The Dressmaker of Khair Khana: Five Sisters, One Remarkable Family, and the Woman Who Risked Everything to Keep Them Safe
About the Book: This is a story of the women war leaves behind, the unsung heroines who pull families through regardless of circumstance. When the Taliban took control of Kabul, Kamela Sediqi and all the women of Kabul saw their lives transformed: Overnight they were banned from schools and offices and even leaving their front door on their own. The economy collapsed and young men left the city in search of work and security. Desperate to help her family and support her five brothers and sisters at home, Kamela began sewing clothes in her living room. Little did she know then that the tailoring venture she started to help her siblings would be the beginning of a dressmaking business that would create jobs and hope for 100 neighborhood women and mean the difference between survival and starvation for dozens of families like her own.
The Dressmaker of Khair Khana tells the story of this unlikely breadwinner who became an entrepreneur under the Taliban. Former ABC News producer Gayle Tzemach Lemmon tells for the first time the story of the young women like Kamela who found opportunity amid the hardship and who kept their families going even as their world falls apart. Threatened by armed soldiers, nearly thrown in prison, confronted by moral dilemmas, Kamela had nowhere to turn and nothing to rely on but her own ingenuity, determination and grit. Overcoming terror, danger and intimidation, the resilient woman found a way forward for the sake of those she loved, and ultimately reshaped her own future.

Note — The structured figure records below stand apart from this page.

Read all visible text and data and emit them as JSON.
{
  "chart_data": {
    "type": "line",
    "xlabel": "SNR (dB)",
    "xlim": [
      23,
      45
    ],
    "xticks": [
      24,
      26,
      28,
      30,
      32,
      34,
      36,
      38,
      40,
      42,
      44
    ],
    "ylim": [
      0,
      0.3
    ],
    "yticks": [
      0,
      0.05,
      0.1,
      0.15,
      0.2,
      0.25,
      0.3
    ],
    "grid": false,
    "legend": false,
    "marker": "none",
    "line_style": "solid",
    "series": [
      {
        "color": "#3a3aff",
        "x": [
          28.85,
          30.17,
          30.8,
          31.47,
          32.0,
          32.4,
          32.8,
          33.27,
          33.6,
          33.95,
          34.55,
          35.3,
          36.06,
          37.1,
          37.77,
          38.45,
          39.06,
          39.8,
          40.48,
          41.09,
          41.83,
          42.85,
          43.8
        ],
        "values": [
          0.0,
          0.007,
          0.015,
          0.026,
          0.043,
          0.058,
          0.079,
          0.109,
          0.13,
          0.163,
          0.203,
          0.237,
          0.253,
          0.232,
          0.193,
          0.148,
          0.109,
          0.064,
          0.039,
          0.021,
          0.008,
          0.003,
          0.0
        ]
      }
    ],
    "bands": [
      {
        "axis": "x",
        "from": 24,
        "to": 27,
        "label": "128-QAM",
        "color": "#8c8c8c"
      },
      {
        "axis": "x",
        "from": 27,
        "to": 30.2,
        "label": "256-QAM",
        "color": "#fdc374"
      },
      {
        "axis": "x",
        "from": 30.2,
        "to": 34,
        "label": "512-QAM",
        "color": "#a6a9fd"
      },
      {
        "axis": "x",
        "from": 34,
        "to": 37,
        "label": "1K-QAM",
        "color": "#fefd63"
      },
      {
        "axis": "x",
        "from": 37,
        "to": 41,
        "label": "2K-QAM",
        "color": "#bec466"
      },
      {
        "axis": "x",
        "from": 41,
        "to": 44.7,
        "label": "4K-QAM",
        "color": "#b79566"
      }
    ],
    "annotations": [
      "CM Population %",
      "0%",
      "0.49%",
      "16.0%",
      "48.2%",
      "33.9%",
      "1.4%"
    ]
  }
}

"We're far more accustomed to—and comfortable with—seeing women portrayed as victims of war who deserve our sympathy rather than as resilient survivors who demand our respect," Lemmon writes. In this moving chronicle of courage and possibility, she aims to change the way we think, showing lives of inspiration and hope at a time of grim desperation—lives of women who, against the odds, supported themselves and their communities, and perhaps, helped save their nation as well.
My Thoughts: I loved it! The version of Islamic law under which the Taliban insisted the Afghan people live basically imprisoned women in Burquas and in their own homes. The male population of the country was decimated by war so many households were left without income, including the well-educated middle-class Sediqi family. Starting small Kamela built a home-based sewing business into a neighborhood industry that supported many families. I loved watching Kamela start small and build her business, staying just inside the lines drawn by the Taliban (or doing a good job of hiding when she moved outside of them). From a small enterprise designed to both occupy herself and her sisters and to feed them, the family sewing business grew to one that not only provided income for women, but training as well. From there Kamela moved to working with a United Nations group dedicated to giving voice to the Afghan women and helping them to sell hand-made goods. After the fall of the Taliban she founded a business which helps others, particularly women, found businesses, so as to improve the economic health of the nation.
The story was interesting, well-paced, heart-warming without being maudlin and a great reminder of how lucky we are to live in the USA.
I'd like to thank Harper-Collins, the publisher, for making a review copy available through Net Galley. I was under no obligation to read, review, or positively review this book.